Certain modern preachers talk much of Christ, and yet reject Christianity. Under cover of extolling the Teacher, they reject His teaching for theories more in accord with the spirit of the age. At first, Calvinism was too harsh, then Evangelical doctrines became too antiquated, and now the Scriptures themselves must bow to man’s alteration and improvement. There is plenty of preaching, in the present day, in which no mention is made of the depravity of human nature, the work of the Holy Ghost, the blood of atonement, or the punishment of sin. The Deity of Christ is not so often assailed, but the Gospel which He gave us, through His own teaching and that of the apostles, is questioned, criticized, and set aside. One of the great Missionary Societies actually informs us, by one of its writers, that it does not send out missionaries to save the heathen from the wrath to come, but to prepare them “for the higher realm which awaits them beyond the river of death.” I confess that I have better hopes for the future of the heathen than for the state of those who thus write concerning them. The heathen will derive but small advantage from the Gospel which such triflers with the Scriptures are likely to carry them.
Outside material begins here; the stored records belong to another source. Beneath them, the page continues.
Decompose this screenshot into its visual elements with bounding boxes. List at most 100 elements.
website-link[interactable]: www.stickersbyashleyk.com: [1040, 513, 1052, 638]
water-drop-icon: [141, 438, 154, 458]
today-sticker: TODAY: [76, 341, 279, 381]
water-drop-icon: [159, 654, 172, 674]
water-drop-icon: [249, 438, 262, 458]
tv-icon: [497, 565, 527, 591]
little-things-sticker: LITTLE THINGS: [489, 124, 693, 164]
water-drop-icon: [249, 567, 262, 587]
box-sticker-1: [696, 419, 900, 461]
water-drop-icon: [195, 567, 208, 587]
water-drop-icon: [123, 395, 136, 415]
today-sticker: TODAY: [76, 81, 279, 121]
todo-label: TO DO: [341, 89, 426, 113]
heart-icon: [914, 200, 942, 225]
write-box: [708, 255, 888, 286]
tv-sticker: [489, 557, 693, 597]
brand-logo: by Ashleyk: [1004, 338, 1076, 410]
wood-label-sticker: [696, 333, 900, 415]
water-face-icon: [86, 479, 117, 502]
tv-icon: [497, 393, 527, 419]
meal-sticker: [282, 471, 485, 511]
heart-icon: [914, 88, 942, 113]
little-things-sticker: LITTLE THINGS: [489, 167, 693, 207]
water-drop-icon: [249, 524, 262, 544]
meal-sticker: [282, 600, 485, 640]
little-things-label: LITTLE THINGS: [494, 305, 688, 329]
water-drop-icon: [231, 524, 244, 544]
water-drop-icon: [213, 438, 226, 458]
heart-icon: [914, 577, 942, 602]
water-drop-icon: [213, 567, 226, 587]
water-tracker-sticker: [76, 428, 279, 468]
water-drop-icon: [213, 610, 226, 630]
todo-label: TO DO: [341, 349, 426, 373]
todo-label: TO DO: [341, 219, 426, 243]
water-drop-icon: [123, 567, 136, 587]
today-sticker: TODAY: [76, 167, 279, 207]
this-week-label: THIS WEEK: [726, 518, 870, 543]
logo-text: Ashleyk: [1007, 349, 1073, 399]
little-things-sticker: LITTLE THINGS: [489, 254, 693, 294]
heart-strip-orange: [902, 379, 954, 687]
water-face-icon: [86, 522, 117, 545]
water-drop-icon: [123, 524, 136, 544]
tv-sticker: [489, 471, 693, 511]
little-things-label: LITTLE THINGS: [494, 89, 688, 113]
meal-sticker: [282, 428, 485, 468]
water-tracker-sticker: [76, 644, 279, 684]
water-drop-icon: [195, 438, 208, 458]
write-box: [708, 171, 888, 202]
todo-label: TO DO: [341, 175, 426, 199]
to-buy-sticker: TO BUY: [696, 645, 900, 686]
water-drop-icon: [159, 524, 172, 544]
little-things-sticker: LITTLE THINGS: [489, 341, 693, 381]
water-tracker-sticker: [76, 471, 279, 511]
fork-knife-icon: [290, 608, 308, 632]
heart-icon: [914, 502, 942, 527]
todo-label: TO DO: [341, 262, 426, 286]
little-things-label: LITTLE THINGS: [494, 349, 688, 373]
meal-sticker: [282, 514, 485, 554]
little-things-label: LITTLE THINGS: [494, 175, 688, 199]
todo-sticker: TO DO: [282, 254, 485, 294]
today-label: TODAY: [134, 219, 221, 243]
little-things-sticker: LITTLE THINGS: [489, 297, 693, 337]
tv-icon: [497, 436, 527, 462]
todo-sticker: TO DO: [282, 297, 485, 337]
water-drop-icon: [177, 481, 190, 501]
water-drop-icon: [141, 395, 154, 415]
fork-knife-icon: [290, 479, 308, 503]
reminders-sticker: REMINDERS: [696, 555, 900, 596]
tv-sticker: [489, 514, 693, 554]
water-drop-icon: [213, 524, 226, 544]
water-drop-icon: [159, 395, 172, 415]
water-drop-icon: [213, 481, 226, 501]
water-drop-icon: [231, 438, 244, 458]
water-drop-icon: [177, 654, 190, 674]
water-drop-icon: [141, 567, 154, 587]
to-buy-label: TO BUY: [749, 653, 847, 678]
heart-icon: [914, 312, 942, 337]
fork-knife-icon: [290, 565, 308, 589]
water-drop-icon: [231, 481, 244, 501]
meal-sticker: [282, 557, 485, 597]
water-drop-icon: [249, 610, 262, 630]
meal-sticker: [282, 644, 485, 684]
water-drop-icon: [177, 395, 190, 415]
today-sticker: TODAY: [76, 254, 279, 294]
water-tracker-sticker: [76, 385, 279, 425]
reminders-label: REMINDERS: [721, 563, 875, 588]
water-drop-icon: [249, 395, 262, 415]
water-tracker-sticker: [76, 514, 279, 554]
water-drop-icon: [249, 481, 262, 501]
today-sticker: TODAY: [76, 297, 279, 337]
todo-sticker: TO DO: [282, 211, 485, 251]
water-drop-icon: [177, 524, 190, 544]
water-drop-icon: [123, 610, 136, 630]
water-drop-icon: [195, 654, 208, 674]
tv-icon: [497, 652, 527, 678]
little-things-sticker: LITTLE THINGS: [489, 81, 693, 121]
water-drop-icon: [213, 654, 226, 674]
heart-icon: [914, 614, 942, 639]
I know not a single doctrine which is not at this hour studiously undermined by those who ought to be its defenders; there is not a truth that is precious to the soul which is not now denied by those whose profession it is to proclaim it. The times are out of joint, and many are hoping to make them more and more so. To me, it is clear that we need a revival of old-fashioned Gospel preaching like that of Whitefield and Wesley; to me, preferably that of Whitefield. We need to believe: the Scriptures must be made the infallible foundation of all teaching; the ruin, redemption, and regeneration of mankind must be set forth in unmistakable terms, and that right speedily, or faith will be more rare than gold of Ophir. We must demand from our teachers that they give us a “Thus saith the Lord;” for, at this time, they give us their own imaginations. To-day, the Word of the Lord in the Book of Jeremiah is true: “Hearken not unto the words of the prophets that prophesy unto you: they make you vain: they speak a vision of their own heart, and not out of the mouth of the Lord. They say still unto them that despise Me, The Lord hath said, Ye shall have peace; and they say unto every one that walketh after the imagination of his own heart, No evil shall come upon you.” (Jer. 23:16, 17.) Beware of those who say that there is no hell, and who declare new ways to Heaven. May the Lord have mercy upon them!” (Spurgeon, C. H. Only a Prayer Meeting: Forty Addresses at Metropolitan Tabernacle and Other Prayer-Meetings. Bellingham, WA: Logos Bible Software, 2009, 13-15.)